Devant la Nation, samedi 29 août à Makokou, à la veille de la Fête de la Libération, Brice Clotaire Oligui Nguema a consacré une partie de son discours à l’administration. L’audit lancé dans la Fonction publique révèle, selon lui, que « près de 62 % des dossiers examinés sont en situation irrégulière ». Abandons de poste et dysfonctionnements justifient, à ses yeux, la réforme du statut des agents, dont les avancements reposeront désormais sur des critères objectifs. « Le mérite doit être notre boussole, et l’équité notre règle », a déclaré le chef de l’État.
Depuis juillet, la ministre de la Fonction publique défend presque seule un texte qui a suscité de vives réticences dans les administrations. En le reprenant à son compte devant la Nation, le président élève la suppression de l’avancement automatique au rang d’orientation gouvernementale, et non plus de simple projet ministériel. Pour les syndicats, qui espéraient encore peser sur le texte, l’arbitrage remonte à la présidence.
Le chef de l’État n’a pas ignoré la fronde. Il a assuré que « le droit de grève et la liberté syndicale seront respectés », tout en prévenant que « le dialogue ne peut devenir le prétexte à la paralysie du pays ». Il a visé les résistances de corps, rappelant que « le corporatisme ne doit pas prendre le pas sur la responsabilité » et que « chacun doit désormais répondre de ses actes ». Le message s’adresse autant aux fonctionnaires qu’aux organisations qui préparent la rentrée sociale.
Le projet de nouveau Statut général de la Fonction publique, acté le 31 juillet avec le vice-président du gouvernement Hermann Immongault, veut en finir avec un système où le fonctionnaire progressait par la seule ancienneté. L’avancement dépendrait de l’évaluation des performances, de la ponctualité, de l’assiduité et du respect de la déontologie, la note étant établie par la hiérarchie, l’agent lui-même et les usagers. « L’avancement automatique n’existe nulle part, parce qu’il est inéquitable », plaide Laurence Ndong, qui s’appuie sur une comparaison menée dans une vingtaine de pays.
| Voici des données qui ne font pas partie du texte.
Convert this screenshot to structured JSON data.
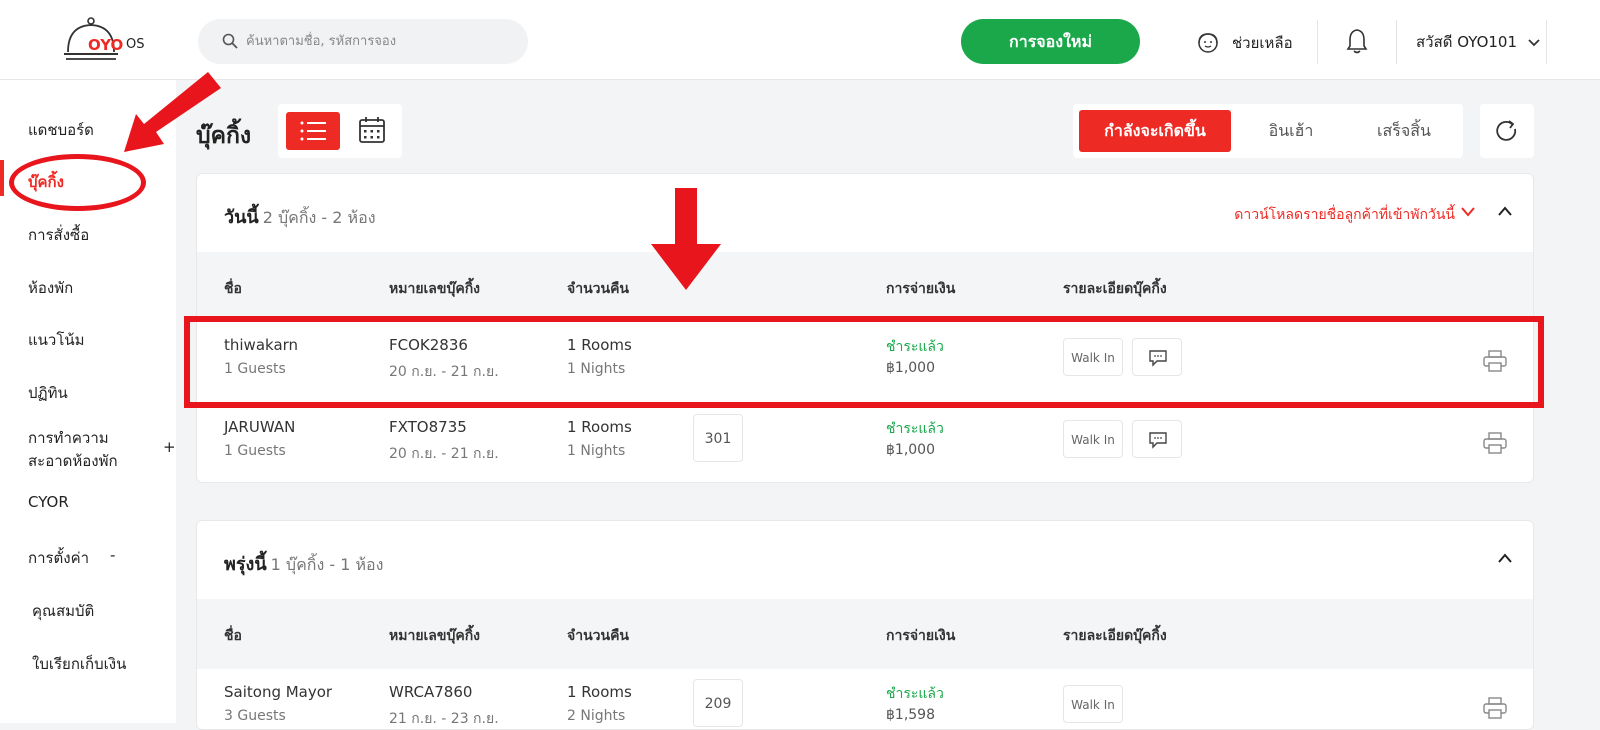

La contestation n’a pas attendu Makokou. Pierre Mintsa, à la tête de la Confédération syndicale des travailleurs gabonais vaillants, a parlé d’« une manœuvre clandestine du gouvernement » et demandé au président de ne pas entériner le texte, évoquant un possible mouvement social d’ampleur. Le reproche tient d’abord à la méthode : un projet élaboré en interne, sans les partenaires sociaux, et des critères d’évaluation jugés trop vagues, qui laisseraient place à l’arbitraire. Beaucoup redoutent aussi une manière de réduire la masse salariale au détriment des agents, l’avancement automatique restant, pour nombre d’entre eux, la principale garantie de leur pouvoir d’achat.
Le gouvernement n’en est pas à sa première tentative. En 2015, une ordonnance instaurant l’avancement au seul mérite avait été annulée par la Cour constitutionnelle, faute de ratification parlementaire. Onze ans plus tard, le dossier revient avec, cette fois, l’appui du président. Reste la réaction des premiers concernés : plusieurs organisations syndicales n’excluent pas de durcir le ton dès la reprise.